Bueno, esos movimientos están buscando su propio camino: con muchas dificultades, cometiendo errores, también. Y soy consciente de que no puedo transmitirles un dispositivo estratégico ni modelos de organización, porque los que yo conozco -los modelos y los dispositivos estratégicos de la izquierda de mi generación- fracasaron y ya no son pertinentes para el mundo de hoy. Lo que puedo transmitir como intelectual y como historiador es una memoria. Esos movimientos tienen que ser conscientes de que, a pesar de la invención de nuevos modelos, de la invención del futuro, de la búsqueda de nuevos caminos, ellos pertenecen a una larga historia de la emancipación humana. Entonces, aunque no se inscriban en una continuidad histórica con el comunismo o el socialismo del siglo XX, se inscriben en una continuidad de la historia de la emancipación, una historia muy vieja y muy larga. Esa conciencia falta en muchos casos. Ahora, ¿cómo elaborar un nuevo proyecto? No tengo la capacidad de decirlo. Creo que las nuevas utopías pueden surgir de los movimientos mismos y no pueden ser discutidas ni elaboradas en las torres de marfil.

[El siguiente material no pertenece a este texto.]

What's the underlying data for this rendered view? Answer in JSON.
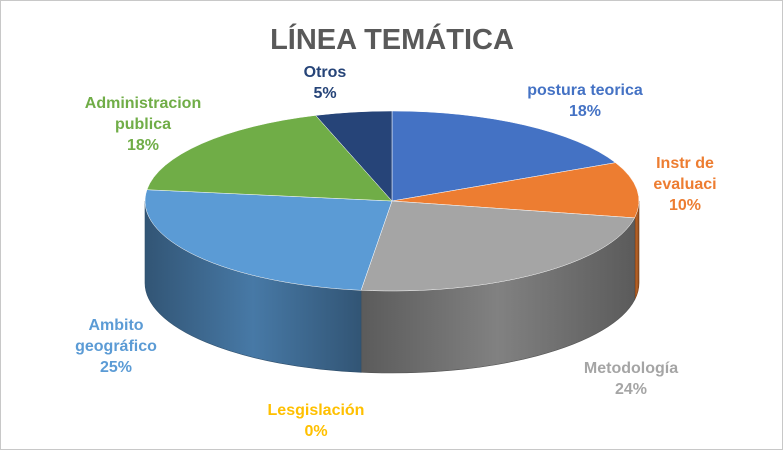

¿Sigue siendo América Latina ese lugar donde los europeos pueden soñar -o crear laboratorios- con lo que no les es posible hacer en Europa?

Yo diría que un continente que todavía es capaz de soñar tiene más potencialidades que un continente que ya no es capaz. Por otro lado, Europa es un continente que está envejeciendo, mientras Latinoamérica es un continente mucho más joven, lo que me hace pensar que sus perspectivas revolucionarias son mayores que la de Europa, que es el Viejo Mundo.

¿Se diría revolucionario?

No me digo revolucionario, porque para ser un revolucionario hay que hacer la revolución. Me gustaría hacerla (ríe), pero sería un poco ridículo para un académico de una gran universidad de EE.UU. tomar posturas revolucionarias, jugar al revolucionario. No sería algo serio. Como historiador, uno reconstituye e interpreta críticamente el pasado.

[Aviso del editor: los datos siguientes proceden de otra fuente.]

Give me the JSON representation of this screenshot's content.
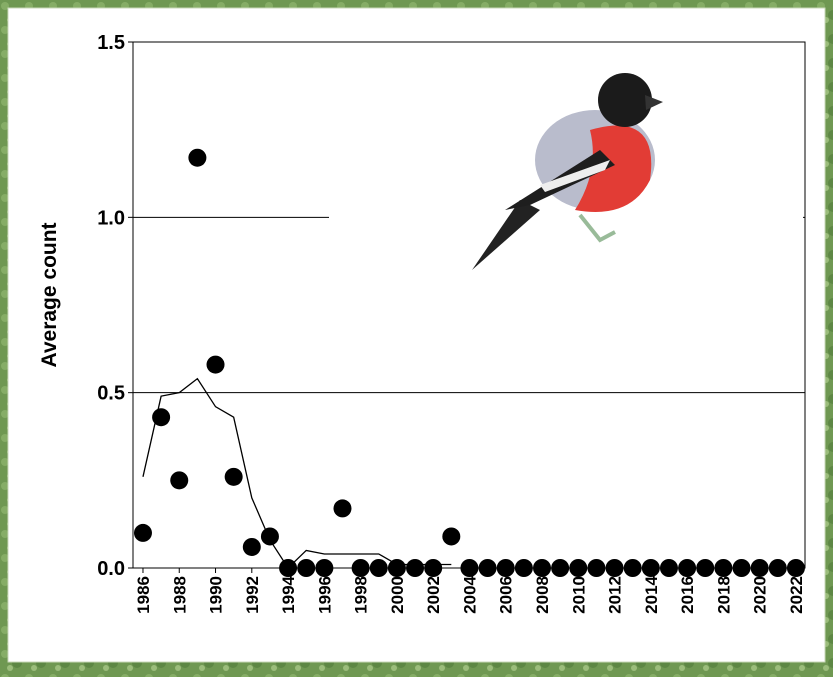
{
  "chart_data": {
    "type": "scatter",
    "y_label": "Average count",
    "x": [
      1986,
      1987,
      1988,
      1989,
      1990,
      1991,
      1992,
      1993,
      1994,
      1995,
      1996,
      1997,
      1998,
      1999,
      2000,
      2001,
      2002,
      2003,
      2004,
      2005,
      2006,
      2007,
      2008,
      2009,
      2010,
      2011,
      2012,
      2013,
      2014,
      2015,
      2016,
      2017,
      2018,
      2019,
      2020,
      2021,
      2022
    ],
    "series": [
      {
        "type": "scatter",
        "color": "#000000",
        "values": [
          0.1,
          0.43,
          0.25,
          1.17,
          0.58,
          0.26,
          0.06,
          0.09,
          0,
          0,
          0,
          0.17,
          0,
          0,
          0,
          0,
          0,
          0.09,
          0,
          0,
          0,
          0,
          0,
          0,
          0,
          0,
          0,
          0,
          0,
          0,
          0,
          0,
          0,
          0,
          0,
          0,
          0
        ]
      },
      {
        "type": "line",
        "color": "#000000",
        "values": [
          0.26,
          0.49,
          0.5,
          0.54,
          0.46,
          0.43,
          0.2,
          0.08,
          0,
          0.05,
          0.04,
          0.04,
          0.04,
          0.04,
          0.01,
          0.01,
          0.01,
          0.01,
          null,
          null,
          null,
          null,
          null,
          null,
          null,
          null,
          null,
          null,
          null,
          null,
          null,
          null,
          null,
          null,
          null,
          null,
          null
        ]
      }
    ],
    "xlim": [
      1985.45,
      2022.5
    ],
    "xticks": [
      1986,
      1988,
      1990,
      1992,
      1994,
      1996,
      1998,
      2000,
      2002,
      2004,
      2006,
      2008,
      2010,
      2012,
      2014,
      2016,
      2018,
      2020,
      2022
    ],
    "ylim": [
      0,
      1.5
    ],
    "yticks": [
      {
        "value": 0,
        "label": "0.0"
      },
      {
        "value": 0.5,
        "label": "0.5"
      },
      {
        "value": 1,
        "label": "1.0"
      },
      {
        "value": 1.5,
        "label": "1.5"
      }
    ],
    "grid": true
  }
}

Ahora, no me escondo tras una fachada falsa e hipócrita de neutralidad. No escondo mis compromisos políticos: escribo para Jacobin, una revista de la izquierda radical en EE.UU.; escribo en Il Manifiesto, que es un diario de la izquierda radical en Italia. Asumo mis compromisos, pero como intelectual y como historiador debo cautelar mi independencia de pensamiento. Hay un papel crítico que me impide ser lo que Gramsci llamó un “intelectual orgánico”.